On a serious note, Baltimore is settling back to normal and entering the less public but difficult phase of the protest aftermath. This column by Jeffrey Ian Ross, a professor at the University of Baltimore, hit on something that bothered me in the media coverage of the protests: the introduction of the perspective of writers and actors from The Wire to explain real-world events:

And then there was television producer David Simon, the creator of The Wire, who on his website posted a lament for the city he so successfully caricatured, allegedly staying up past 3 am on Monday night/Tuesday morning answering posts from followers and critics. Not to be outdone, the news media featured interviews with former Wire actors J. D. Williams (who played Bodie) and the New York Times published an op-ed by Sonja Sohn (who played Kima Greggs). When the news media gives voice to actors who play fictionalized characters in a television series set in Baltimore, something has gone incredibly wrong.

I’m not denying their sincerity, and I know Simon was a reporter before he was a writer. But the elision of fictional and real Baltimore makes me uncomfortable. There are plenty of knowledgeable researchers and policy makers who could have contributed, but the media tends to go for the tried and true. There’s a reason you see famous faces (and the same non-famous faces) over and over again, and it’s not necessarily because they know the most.

On a more upbeat note, something not-horrible from the Hugopocalypse. Sirius sent me a link to an author who has decided to review books in the style of the Morose Small Canines. The first review took on The Little Prince:

Reading this book it is obvious that the author was relying more on demographic appeal than quality storytelling, a fact that is only confirmed when you realize that The Little Prince was written by a Frenchman. It is well-known that the French have been Stalinists ever since they were conquered by Hitler. Did you know that Hitler was a leftist? They teach kids in school that Fascism is the opposite of Stalinism but Hitler and Stalin agreed to carve up the world between them and they would have got away with it if it wasn’t for God’s America.

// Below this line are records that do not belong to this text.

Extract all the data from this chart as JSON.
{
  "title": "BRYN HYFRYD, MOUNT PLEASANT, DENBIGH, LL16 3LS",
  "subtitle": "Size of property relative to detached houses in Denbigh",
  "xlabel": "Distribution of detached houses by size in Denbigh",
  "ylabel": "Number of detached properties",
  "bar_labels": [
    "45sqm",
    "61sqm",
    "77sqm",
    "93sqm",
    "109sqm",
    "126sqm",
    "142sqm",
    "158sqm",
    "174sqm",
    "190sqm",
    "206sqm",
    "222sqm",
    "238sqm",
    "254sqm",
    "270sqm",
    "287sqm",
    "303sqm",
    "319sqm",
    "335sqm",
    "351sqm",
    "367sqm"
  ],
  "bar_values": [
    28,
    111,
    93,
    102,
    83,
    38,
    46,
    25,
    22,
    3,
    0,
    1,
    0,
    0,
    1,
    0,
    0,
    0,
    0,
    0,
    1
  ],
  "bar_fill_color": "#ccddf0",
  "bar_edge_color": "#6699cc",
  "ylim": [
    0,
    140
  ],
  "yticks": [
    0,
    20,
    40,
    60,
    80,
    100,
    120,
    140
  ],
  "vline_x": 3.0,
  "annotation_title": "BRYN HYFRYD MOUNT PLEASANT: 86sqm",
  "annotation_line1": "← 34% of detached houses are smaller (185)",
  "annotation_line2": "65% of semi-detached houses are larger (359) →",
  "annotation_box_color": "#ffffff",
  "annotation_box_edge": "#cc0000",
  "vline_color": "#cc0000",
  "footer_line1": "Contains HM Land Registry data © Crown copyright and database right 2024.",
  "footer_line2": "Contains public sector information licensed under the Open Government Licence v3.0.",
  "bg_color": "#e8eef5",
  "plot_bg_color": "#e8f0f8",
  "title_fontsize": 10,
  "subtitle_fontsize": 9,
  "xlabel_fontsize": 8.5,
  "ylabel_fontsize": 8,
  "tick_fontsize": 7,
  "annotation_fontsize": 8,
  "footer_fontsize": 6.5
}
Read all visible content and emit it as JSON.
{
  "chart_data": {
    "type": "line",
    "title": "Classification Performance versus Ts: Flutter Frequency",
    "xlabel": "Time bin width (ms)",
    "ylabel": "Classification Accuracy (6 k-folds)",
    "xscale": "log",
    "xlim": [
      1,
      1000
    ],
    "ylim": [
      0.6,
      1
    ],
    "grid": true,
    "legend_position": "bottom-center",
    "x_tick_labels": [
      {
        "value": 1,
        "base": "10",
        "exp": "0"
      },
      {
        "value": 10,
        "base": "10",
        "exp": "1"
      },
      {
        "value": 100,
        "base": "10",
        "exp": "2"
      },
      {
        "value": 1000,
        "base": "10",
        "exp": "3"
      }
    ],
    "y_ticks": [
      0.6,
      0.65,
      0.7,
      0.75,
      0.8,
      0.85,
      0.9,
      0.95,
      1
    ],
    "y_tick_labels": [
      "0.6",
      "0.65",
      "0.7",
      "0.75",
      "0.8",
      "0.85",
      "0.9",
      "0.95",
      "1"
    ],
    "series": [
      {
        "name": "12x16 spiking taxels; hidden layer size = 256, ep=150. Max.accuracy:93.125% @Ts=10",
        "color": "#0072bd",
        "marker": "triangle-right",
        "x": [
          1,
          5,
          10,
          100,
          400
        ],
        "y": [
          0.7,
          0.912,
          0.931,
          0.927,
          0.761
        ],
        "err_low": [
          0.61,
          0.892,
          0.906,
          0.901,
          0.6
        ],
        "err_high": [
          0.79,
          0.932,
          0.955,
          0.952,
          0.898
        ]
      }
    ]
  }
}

The one good moment in the story is when the Prince realizes that a self-entitled bitch of a rose is taking advantage of him and decides to go his own way. If more men went their own way then we would break the stranglehold that Feminazis have on the sex supply and you can bet there would be more equality around here.

Everything is out of balance because of feminism. You have women who are 6s, 5s, and even 4s who believe they deserve a man who is a 9 or 10 and they won’t “settle” for you even if you’re a 7. They’ll never get the man they think they deserve but because women don’t need sex the way men do they can turn lesbian and hold off forever.

You have to go read the whole thing. There are two more reviews, one of Madeline and another of Green Eggs and Ham. And there are comments from people who don’t quite get what is going on. Of course.

Finally, the UK held an election this week. Someone said that the polling debacle was for political scientists what the financial crisis was for economists, i.e., a huge collective failure. I can’t disagree, although it will be a while before we understand exactly how we failed. In the meantime, here are a couple of links for excellent maps of the different stories the constituency votes tell us, one to Buzzfeed (yes, the unthinkable has happened and I’m linking to Buzzfeed), and one to the sociologist Kieran Healy’s map of second-place finishers.

Healy also includes a brief but clear discussion of the effects of the first-past-the-post system and how it distorts the relationship between vote share (total votes cast for parties) and seat share (the number of seats a party gets in Parliament). By that metric, GE2015 was one of the least proportional outcomes in UK history. A more extensive discussion can be found here. The second-place results tell us that Labour is stronger than it looks, but also that the anti-immigrant, right-wing party phenomenon may have finally crossed the Channel for good. We shall see.